Bullying is a huge area and doubtless you would disagree that bullies are basically unhappy people who need to control others. I noticed the original post and thought here was someone trying to get parent and grandparent figures to stop and think and engage in a new way. Hence, I answered but I broke my rule of avoiding the estrangement threads so I'm not going to engage much more in this. All the best to you.

Pantglas1 Fri 06-Sep-19 11:16:55

Wow! Closed minds indeed notentirelyallhere. The precise reason I look at estrangement threads IS to learn more about the subject not to confirm any prejudices I may be holding however inadvertently.

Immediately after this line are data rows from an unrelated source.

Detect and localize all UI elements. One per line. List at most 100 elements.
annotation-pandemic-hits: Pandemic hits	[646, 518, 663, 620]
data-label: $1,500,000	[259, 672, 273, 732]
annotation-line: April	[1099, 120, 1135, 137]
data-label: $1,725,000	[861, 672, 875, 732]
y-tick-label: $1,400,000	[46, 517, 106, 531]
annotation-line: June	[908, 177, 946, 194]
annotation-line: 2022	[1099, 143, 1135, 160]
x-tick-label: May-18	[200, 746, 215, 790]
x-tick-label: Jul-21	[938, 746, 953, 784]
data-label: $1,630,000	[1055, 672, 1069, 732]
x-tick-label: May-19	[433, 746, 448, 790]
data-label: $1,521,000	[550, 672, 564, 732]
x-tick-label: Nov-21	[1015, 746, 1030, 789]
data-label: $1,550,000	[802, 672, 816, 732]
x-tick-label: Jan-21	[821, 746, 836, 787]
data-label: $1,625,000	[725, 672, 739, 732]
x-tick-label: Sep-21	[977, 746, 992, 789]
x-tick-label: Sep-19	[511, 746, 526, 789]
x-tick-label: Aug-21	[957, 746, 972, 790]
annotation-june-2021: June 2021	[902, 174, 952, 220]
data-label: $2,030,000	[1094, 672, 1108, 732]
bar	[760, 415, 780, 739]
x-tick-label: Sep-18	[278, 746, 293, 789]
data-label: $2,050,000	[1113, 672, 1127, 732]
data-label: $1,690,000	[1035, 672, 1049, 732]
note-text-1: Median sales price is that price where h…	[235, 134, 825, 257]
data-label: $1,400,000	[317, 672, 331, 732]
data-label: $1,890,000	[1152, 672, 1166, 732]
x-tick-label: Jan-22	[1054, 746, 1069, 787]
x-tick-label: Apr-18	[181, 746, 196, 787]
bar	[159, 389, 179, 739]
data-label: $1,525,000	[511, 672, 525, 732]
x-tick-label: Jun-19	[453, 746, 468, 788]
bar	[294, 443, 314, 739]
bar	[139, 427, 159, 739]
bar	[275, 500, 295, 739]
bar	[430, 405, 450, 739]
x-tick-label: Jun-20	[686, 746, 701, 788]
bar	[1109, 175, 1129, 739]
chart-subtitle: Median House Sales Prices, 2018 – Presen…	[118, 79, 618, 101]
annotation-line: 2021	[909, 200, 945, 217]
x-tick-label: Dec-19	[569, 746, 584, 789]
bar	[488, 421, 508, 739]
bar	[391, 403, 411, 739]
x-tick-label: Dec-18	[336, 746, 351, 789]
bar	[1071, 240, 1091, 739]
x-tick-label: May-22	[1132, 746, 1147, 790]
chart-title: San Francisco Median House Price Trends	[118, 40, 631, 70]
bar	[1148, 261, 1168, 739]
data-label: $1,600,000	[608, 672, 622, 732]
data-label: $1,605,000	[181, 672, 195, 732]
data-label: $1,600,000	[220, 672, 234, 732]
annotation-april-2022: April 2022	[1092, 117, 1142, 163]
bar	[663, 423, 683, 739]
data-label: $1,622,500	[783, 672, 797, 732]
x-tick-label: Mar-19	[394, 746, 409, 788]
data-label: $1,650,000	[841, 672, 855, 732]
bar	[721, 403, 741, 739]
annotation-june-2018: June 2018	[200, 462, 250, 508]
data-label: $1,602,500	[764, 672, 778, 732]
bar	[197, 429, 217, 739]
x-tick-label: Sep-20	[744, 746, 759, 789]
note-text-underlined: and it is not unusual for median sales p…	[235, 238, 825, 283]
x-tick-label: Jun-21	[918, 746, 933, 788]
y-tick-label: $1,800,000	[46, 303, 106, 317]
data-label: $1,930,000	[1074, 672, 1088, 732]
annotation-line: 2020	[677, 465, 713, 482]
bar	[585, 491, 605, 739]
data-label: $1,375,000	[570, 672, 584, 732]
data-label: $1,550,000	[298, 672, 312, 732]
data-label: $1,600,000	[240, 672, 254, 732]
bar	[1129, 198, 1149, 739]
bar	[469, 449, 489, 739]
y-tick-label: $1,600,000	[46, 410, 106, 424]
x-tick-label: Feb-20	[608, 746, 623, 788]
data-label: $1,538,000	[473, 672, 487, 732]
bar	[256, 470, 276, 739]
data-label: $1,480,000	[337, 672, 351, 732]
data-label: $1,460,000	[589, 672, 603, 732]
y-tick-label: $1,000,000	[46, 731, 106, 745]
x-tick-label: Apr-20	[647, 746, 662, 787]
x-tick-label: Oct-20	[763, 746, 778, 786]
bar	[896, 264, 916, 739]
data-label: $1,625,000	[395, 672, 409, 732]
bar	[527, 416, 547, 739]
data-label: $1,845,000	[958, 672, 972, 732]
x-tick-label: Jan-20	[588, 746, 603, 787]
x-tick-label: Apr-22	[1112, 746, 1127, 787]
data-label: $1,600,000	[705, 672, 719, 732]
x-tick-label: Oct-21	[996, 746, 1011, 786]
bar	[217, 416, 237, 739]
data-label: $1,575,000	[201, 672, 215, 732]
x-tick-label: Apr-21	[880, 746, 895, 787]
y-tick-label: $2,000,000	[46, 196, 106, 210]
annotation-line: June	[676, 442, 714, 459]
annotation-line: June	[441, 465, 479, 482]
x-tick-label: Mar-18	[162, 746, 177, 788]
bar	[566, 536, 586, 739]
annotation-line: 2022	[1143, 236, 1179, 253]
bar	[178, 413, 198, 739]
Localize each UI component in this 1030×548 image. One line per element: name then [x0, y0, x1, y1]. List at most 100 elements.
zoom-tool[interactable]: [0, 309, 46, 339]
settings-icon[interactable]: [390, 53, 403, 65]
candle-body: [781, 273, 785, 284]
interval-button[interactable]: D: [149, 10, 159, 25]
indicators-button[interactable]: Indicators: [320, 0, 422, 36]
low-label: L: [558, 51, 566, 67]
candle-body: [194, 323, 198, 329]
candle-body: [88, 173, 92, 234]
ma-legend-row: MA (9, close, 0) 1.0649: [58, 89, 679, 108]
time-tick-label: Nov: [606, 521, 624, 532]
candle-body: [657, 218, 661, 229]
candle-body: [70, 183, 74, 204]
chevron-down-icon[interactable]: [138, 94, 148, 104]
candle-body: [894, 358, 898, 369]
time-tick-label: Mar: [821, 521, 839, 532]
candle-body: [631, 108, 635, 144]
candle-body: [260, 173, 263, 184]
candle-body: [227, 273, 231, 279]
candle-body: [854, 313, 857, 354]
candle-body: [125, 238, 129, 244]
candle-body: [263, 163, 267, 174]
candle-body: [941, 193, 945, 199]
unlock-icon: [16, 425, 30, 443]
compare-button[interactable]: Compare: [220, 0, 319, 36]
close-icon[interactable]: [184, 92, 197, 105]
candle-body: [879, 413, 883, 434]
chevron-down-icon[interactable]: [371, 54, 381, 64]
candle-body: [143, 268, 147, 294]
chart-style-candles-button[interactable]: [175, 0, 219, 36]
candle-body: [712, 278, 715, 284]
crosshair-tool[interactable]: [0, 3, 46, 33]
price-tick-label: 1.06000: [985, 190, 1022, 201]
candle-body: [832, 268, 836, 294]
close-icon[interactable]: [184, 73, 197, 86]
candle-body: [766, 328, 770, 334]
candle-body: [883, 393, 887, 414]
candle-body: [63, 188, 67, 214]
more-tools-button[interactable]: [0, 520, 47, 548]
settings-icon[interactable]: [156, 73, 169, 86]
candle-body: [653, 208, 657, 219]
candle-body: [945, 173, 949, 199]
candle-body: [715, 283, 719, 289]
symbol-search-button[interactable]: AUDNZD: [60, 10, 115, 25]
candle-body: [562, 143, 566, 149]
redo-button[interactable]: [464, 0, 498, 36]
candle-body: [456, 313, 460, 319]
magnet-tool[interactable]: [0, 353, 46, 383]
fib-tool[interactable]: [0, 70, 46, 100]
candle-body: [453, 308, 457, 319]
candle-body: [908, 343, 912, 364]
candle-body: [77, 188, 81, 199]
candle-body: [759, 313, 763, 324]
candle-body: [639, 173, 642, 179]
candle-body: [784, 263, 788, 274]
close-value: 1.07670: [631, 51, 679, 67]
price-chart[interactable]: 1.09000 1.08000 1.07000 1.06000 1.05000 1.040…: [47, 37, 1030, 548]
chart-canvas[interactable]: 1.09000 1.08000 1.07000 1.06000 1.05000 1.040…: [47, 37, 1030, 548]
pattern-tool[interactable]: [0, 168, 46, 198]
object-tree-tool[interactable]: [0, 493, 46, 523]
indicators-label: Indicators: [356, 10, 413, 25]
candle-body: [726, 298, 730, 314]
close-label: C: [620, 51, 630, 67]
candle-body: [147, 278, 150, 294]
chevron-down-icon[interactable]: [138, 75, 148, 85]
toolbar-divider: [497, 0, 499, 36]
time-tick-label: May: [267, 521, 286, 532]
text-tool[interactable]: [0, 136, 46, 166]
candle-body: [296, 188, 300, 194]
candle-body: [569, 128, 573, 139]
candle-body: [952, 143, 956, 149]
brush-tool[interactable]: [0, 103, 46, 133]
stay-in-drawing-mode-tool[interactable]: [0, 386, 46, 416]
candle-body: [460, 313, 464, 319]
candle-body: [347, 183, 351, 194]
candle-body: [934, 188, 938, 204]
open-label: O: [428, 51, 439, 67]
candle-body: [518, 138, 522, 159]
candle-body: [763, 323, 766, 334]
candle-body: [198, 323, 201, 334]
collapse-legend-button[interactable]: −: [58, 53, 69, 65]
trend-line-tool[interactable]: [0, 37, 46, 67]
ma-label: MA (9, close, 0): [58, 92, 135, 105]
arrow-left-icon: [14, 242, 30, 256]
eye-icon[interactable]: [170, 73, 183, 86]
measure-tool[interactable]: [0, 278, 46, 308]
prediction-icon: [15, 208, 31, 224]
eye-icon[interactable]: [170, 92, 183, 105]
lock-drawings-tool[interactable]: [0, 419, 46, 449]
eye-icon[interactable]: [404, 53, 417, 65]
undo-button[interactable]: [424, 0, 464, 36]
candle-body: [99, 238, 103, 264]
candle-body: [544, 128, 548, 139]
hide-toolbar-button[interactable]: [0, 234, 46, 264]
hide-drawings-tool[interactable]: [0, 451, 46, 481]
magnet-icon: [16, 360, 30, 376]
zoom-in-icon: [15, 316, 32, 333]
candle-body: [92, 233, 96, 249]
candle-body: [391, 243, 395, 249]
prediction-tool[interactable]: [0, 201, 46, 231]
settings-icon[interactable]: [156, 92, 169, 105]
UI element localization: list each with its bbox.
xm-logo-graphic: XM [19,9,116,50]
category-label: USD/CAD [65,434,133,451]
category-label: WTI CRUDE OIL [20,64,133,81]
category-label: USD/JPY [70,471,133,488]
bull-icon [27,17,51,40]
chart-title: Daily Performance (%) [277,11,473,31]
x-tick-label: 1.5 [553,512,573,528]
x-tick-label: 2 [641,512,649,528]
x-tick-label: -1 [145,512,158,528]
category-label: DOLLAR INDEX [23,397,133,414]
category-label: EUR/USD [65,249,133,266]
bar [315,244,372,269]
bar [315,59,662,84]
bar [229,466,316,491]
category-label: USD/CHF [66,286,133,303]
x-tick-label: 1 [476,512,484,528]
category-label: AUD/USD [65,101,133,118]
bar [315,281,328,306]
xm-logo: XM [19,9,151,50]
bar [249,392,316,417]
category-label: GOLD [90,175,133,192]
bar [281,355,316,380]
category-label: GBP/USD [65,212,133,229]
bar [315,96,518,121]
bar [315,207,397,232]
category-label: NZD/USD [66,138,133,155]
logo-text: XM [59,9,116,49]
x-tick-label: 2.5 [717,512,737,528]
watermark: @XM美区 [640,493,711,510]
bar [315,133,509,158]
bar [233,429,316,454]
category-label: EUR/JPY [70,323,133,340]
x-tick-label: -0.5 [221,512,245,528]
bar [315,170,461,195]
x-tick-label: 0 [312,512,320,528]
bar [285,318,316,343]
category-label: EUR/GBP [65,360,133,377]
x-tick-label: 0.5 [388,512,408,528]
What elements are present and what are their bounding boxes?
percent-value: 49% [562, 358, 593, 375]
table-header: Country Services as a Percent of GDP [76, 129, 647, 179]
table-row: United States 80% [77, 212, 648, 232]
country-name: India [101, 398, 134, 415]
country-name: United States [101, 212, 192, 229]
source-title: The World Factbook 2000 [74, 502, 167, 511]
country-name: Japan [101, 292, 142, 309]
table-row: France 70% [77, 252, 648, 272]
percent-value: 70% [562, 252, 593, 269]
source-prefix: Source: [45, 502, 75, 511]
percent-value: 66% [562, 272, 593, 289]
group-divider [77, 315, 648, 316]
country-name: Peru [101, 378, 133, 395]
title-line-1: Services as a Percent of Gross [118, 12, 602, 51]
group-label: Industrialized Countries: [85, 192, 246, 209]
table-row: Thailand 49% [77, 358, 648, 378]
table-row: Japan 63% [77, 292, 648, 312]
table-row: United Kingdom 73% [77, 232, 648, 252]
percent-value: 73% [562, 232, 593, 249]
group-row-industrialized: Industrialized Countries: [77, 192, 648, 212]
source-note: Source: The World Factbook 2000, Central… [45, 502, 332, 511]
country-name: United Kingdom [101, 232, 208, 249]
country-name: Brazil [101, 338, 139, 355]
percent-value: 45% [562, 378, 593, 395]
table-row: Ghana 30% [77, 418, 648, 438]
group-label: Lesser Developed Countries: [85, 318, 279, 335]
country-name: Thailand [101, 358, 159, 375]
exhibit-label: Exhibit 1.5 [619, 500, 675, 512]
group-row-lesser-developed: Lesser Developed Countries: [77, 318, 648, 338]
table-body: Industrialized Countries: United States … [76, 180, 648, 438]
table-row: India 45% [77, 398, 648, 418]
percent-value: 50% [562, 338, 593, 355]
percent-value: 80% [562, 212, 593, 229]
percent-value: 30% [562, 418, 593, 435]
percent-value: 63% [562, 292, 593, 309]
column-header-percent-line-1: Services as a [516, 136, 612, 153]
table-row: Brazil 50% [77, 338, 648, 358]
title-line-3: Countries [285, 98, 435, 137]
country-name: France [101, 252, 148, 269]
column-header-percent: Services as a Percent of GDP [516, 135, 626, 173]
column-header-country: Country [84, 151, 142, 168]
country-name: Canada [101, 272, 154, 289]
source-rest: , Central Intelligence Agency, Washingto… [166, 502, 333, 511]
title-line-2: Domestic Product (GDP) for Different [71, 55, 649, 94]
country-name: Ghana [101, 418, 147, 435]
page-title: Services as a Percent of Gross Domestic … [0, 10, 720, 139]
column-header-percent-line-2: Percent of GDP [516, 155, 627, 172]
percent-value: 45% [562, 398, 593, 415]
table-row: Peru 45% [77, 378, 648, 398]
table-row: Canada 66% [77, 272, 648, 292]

And conquering fears is all about challenging oneself to improve whether by getting a B in a test next time around or back on the bike after falling off. Of course it needs to be encouraged rather than ridiculed but all parents/people are works in progress and even the best of them get it wrong occasionally.

Listening and Talking openly is the way forward for most people in these situations - flouncing off doesn’t achieve a mutually satisfactory outcome and seems childish to me.

notentirelyallhere Fri 06-Sep-19 12:29:35

Well Pantglas I haven't got much time today to keep checking GN but I'd be delighted to hear some of the things you have learned from the estrangement thread. What you thought after a careful read of the links I posted, for instance.

I guessed mentioning closed minds would be a hot potato and would cause someone to react thus proving my point. In a family or relationship setting, how do you think someone would feel at immediately being called childish because they didn't want to discuss something at that moment? Conciliatory and ready to drop everything to talk? I think not. You have simply issued a put down because your feelings were hurt, oh dear, I expect Monica will say I'm being over sensitive now. And you wonder why estrangement happens and /or people might flounce off? Flounce, hmm, very neutral word that, see what I mean? No, you probably don't.